Thinking in terms of extremes can be a very painful habit to break. Frequently associated with perfectionism, the all or nothing mindset can hold you back from accepting the in-between and creating balance in your life. If you wish you could finally learn how to stop all or nothing thinking for good, keep reading!
Do you catch yourself running into all or nothing thinking patterns like these?
- “I need to work on this task, but I know I won’t be able to complete it today. Better just start it tomorrow.”
- “I ruined my diet by eating a slice of pizza today. Might as well eat 4 more slices since I already messed up.”
- “I am overwhelmed right now, but will be a nervous wreck if I don’t finish EVERYTHING tonight.”
If any of these ring a bell, I completely empathize. I’ve caught myself falling victim to each of these and more–SO many times!
This type of thinking, this “one extreme or the other” thought process, is called all or nothing thinking. Learning how to stop all or nothing thinking is crucial if you find yourself struggling with perfectionism.

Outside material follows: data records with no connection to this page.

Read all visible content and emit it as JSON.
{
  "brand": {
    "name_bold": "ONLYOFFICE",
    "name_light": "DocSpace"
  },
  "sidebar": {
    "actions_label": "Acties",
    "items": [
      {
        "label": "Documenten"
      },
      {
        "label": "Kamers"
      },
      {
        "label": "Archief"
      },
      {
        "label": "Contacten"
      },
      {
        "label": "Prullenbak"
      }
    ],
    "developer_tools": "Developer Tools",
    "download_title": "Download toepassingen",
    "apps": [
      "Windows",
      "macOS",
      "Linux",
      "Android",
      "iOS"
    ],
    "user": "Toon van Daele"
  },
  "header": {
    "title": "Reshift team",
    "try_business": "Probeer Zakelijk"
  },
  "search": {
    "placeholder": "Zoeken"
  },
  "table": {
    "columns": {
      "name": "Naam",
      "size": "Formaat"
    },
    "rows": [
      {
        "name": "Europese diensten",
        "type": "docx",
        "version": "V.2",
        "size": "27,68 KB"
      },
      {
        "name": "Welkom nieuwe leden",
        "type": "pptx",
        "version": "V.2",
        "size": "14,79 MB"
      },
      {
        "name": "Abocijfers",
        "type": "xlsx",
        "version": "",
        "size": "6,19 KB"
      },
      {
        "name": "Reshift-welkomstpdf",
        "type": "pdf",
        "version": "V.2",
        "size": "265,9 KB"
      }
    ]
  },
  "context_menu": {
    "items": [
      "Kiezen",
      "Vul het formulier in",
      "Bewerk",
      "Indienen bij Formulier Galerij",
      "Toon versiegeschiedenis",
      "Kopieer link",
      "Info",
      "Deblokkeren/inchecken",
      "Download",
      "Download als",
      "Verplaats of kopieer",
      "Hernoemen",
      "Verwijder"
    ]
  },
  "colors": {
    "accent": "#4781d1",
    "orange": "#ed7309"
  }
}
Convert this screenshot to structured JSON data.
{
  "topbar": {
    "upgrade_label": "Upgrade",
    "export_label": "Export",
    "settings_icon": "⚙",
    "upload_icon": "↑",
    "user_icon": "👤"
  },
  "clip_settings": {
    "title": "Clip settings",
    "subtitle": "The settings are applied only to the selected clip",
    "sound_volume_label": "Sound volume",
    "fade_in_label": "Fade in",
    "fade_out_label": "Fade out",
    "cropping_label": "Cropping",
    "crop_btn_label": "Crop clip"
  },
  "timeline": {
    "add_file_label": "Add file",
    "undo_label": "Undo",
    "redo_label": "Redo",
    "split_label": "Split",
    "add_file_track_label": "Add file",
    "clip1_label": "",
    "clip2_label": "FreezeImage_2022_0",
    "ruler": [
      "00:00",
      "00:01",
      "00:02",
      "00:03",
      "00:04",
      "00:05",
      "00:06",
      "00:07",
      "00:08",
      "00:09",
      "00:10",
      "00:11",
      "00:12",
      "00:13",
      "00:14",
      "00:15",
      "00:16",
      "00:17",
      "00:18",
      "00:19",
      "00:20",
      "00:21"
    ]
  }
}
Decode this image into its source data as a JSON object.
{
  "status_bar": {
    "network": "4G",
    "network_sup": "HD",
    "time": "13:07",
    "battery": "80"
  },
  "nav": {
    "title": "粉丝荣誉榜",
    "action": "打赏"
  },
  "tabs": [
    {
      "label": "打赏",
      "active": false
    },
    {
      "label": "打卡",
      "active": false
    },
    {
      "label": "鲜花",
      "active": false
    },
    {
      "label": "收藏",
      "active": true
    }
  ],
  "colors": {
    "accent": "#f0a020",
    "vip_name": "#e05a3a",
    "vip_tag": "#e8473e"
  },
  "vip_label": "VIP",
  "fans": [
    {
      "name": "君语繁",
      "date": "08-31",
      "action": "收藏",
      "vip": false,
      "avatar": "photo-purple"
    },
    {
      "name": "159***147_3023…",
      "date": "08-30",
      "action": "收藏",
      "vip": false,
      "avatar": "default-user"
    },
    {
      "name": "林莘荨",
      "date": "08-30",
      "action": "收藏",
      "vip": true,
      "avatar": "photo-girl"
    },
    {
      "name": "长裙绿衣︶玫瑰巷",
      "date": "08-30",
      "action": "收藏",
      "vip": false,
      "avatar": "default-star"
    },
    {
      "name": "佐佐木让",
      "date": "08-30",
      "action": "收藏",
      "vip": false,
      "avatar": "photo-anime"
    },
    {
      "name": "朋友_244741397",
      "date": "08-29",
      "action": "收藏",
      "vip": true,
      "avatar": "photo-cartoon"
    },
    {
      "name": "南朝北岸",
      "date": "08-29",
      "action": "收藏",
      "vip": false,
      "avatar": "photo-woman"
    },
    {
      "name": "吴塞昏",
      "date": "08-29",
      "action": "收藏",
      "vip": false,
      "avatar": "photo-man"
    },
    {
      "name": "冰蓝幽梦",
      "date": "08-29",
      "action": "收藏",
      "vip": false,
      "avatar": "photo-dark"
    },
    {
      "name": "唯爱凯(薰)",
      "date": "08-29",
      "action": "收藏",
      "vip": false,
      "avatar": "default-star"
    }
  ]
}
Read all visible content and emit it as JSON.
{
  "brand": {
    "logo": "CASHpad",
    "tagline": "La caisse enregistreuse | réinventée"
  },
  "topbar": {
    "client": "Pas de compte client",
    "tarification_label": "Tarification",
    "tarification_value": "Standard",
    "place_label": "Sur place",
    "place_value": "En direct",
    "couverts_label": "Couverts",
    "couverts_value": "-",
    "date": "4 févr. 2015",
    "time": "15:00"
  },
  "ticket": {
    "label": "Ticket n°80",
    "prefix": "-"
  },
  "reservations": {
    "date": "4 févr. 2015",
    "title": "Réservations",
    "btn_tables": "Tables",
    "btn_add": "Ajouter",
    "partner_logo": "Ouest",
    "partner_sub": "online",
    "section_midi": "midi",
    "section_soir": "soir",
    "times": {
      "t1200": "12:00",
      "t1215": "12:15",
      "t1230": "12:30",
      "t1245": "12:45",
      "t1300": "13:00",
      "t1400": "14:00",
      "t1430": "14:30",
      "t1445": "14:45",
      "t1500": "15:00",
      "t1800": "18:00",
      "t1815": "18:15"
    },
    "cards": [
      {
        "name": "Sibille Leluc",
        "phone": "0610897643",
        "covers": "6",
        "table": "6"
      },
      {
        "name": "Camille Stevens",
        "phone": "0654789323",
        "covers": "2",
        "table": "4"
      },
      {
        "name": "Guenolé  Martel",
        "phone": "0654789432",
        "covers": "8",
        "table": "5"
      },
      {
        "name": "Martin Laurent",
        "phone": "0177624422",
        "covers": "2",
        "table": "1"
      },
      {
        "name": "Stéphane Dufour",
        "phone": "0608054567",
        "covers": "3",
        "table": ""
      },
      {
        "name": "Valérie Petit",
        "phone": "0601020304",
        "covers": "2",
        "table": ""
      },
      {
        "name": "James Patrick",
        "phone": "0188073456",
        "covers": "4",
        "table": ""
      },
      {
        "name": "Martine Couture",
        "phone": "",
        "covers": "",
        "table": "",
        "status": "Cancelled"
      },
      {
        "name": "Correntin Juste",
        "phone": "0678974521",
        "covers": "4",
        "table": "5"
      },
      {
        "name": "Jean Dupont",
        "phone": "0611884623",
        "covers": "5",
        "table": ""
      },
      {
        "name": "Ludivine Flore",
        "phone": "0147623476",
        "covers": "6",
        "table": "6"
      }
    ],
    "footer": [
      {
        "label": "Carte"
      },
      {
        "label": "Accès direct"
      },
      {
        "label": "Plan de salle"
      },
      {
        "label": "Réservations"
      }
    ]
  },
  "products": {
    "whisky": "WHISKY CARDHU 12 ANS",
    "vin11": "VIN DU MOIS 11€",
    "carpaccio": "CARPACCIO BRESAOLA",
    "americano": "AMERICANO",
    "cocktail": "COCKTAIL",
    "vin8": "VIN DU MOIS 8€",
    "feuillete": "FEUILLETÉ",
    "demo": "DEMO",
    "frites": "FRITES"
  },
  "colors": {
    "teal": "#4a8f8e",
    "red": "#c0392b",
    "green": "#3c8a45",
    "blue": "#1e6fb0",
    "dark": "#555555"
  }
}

You believe that you need to give something 100% of your effort. And if you’re unable to, you end up doing nothing at all. You tend to evaluate your life in extreme terms–either everything is perfect, or a total disaster.
This can escalate into self blame and self hatred, as you’re setting an expectation of perfection for yourself. You’re putting things into two categories only: success and failure.
This blog post is all about how to stop all or nothing thinking.
Adjust your mindset to validate the idea of a middle ground
In practical terms, this means:
- It’s okay to leave a task in progress. If you can’t manage to finish something today, fine! But it’s better to have started it and worked on it for twenty minutes than to have avoided it completely.
- Eating one slice of pizza doesn’t have to “ruin” your diet. I know, it sucks to go over your calorie budget if you’re being mindful of your diet. But going 300 calories over your budget from eating one slice is better than going 1200 calories over your budget from 4 slices! Besides, it’s okay to enjoy pizza in a healthy way without feeling like you need to go overboard.
- If you’re overwhelmed, and you know avoiding your work will only make you stress about it, the best solution is to just accomplish what you can. Break a task, project, or assignment into steps and take it one step at a time, rather than focusing too much on the big picture.
Remember, the key here is middle ground. A happy medium. This can apply to time management, food, exercise, obligations, work, etc.
Aim to simply do something, instead of everything or nothing.
Identify what triggers your all or nothing thinking
Think back to decisions you’ve made that were based on all or nothing thinking.
For example, thinking back to the pizza slice example, what were you feeling before, during, and after the incident that triggered you to eat more than you normally would?
Was there a bigger picture reason as to why this behavior occurred? Were you under stress from work? Did you feel a loss of control? Or were you simply in need of more food that day?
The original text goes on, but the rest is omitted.